OK, great. The Tour blew itself apart the last two years by stripping the 2006 champion, Floyd Landis, of his title, and then seeing its 2007 champion in the making, Michael Rasmussen, fired by his team a few days before the end of the race. Unspeakably dirty or not, the Tour was reduced to a shambles and came to represent not only the greatest feats in athletics but the worst of the doping believed to afflict cycling and elite sports in general. However, it's more than a little disingenuous for Versus, which made built a good audience and raked in good money promoting the legend of Lance Armstrong, to turn around and strike the pose that those days were the bad old days.
As part of its New Clean Era coverage, Versus produced Greg Lemond for an interview on Sunday. Lemond, a great champion in his own right who has made a second career out of trying to undermine Armstrong's accomplishments, is a spokesman for the Righteous Really Clean New Cycling. Lemond was odd in the interview, a little disjointed and tongue-tied and inarticulate. One of the Versus personalities, Bob Roll, tried to set him up with a question on the new age in the sport: "You have a huge legacy in this race. How do you see the evolution of the sport as it is right now?"
"I'm more excited about the cycling than I have been in years, and I think there's a big change, there's good people in it. Bob Stapleton and Jonathan Vaughters [the men behind the newly sponsored Garmin-Chipotle and Columbia teams] are really making a big effort. I think there's a desire I've never seen before. It's good. I'm positive."
Translation: Now that Armstrong and the disgraced Landis have departed the scene, Lemond can get into the sport again. And there are classy people involved, not the scumbags who helped Armstrong eclipse Lemond as America's greatest racer.
Roll's cohost, Craig Hummer, asked an interminable question about the meaning of two big name U.S.companies signing on as team sponsors in the last month or so. Lemond seemed to come unhooked from any thread the interview might have had.
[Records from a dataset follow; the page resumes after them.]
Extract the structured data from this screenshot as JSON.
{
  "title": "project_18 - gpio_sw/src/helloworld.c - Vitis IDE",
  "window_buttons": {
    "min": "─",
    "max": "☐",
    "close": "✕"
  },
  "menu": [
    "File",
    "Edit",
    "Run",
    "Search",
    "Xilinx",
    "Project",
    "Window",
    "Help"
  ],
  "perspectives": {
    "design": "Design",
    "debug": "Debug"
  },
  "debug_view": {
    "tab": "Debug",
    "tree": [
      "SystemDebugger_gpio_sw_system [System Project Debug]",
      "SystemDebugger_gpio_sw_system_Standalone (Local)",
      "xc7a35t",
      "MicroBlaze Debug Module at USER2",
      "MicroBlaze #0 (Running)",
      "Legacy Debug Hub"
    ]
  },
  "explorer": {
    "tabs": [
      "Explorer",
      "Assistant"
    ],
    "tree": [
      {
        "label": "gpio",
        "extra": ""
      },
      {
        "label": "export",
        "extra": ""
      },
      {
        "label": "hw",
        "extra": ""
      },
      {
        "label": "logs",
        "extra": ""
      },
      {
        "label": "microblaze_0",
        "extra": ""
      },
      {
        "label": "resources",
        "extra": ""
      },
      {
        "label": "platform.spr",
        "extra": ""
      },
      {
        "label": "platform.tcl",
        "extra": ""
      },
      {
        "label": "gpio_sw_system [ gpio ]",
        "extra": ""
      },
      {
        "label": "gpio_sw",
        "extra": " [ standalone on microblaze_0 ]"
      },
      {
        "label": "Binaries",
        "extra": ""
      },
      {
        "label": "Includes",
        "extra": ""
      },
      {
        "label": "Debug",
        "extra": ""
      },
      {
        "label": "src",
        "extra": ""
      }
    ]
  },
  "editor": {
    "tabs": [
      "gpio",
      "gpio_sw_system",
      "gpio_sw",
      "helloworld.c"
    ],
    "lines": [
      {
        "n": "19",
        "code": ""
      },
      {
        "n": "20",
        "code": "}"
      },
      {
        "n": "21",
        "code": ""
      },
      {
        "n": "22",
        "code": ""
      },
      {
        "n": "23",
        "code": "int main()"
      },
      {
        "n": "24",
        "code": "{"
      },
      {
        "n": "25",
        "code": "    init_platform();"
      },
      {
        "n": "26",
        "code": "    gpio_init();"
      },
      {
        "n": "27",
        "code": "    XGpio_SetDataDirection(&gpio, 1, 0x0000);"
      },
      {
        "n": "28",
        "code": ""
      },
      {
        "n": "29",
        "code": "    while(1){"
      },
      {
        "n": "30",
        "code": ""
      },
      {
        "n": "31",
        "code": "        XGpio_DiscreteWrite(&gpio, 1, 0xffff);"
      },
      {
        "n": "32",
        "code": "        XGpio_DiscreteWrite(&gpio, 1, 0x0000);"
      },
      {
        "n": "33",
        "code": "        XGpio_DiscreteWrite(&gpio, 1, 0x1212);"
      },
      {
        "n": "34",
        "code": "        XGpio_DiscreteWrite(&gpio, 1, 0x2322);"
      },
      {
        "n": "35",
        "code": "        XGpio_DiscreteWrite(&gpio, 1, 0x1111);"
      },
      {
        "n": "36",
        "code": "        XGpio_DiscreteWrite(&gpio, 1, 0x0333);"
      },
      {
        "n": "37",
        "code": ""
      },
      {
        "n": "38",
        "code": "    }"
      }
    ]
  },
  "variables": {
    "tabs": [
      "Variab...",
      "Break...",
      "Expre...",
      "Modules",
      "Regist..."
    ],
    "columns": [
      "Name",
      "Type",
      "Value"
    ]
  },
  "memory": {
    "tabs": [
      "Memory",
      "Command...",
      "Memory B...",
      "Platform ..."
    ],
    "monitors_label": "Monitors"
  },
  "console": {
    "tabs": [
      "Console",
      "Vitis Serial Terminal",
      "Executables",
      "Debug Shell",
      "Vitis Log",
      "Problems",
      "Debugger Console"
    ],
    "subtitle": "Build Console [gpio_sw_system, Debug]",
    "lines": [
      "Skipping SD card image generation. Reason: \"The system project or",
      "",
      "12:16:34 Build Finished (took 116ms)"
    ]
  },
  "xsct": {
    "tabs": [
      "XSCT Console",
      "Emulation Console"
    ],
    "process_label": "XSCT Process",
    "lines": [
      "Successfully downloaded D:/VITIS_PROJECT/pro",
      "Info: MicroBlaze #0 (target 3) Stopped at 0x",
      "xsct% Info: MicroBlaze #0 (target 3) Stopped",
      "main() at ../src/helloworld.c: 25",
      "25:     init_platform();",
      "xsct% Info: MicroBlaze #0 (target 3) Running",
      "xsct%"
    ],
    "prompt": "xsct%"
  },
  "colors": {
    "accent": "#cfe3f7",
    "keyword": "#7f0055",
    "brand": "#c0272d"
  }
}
"Yeah -- you know -- cycling is -- I'm actually very bullish on just the sport in general. When you look about -- look at congestion, you look at the diabetes problem in America, um, it's probably the best sport to do in terms of low impact but high cardiovascular output. And so I'm really bullish on the sport in general as a leisure activity in America. It is a sport of people past 40, but we need to get those kids in high school, and I'm very optimistic, and the Tour de France, you can't duplicate this, this is magic, and, uh, I saw it last year, and, I mean, when Rasmussen and Vinokourov, it was quite depressing to my sons, but they still watch cycling, they watched the Tour of Flanders this year. It's a great sport."
(Congestion? My co-watcher theorizes he meant asthma.)
From the Versus Stage 1 telecast of the Tour de France:
"The beautiful scenery of Britanny now, remember we're in Britanny now for three days, that's what they've paid for and that's what we're gonna get and enjoy here on the Tour de France because these narrow roads constantly twist and turn, the undulations are very, very special here for all of the riders and 43 of them in their first Tour de France."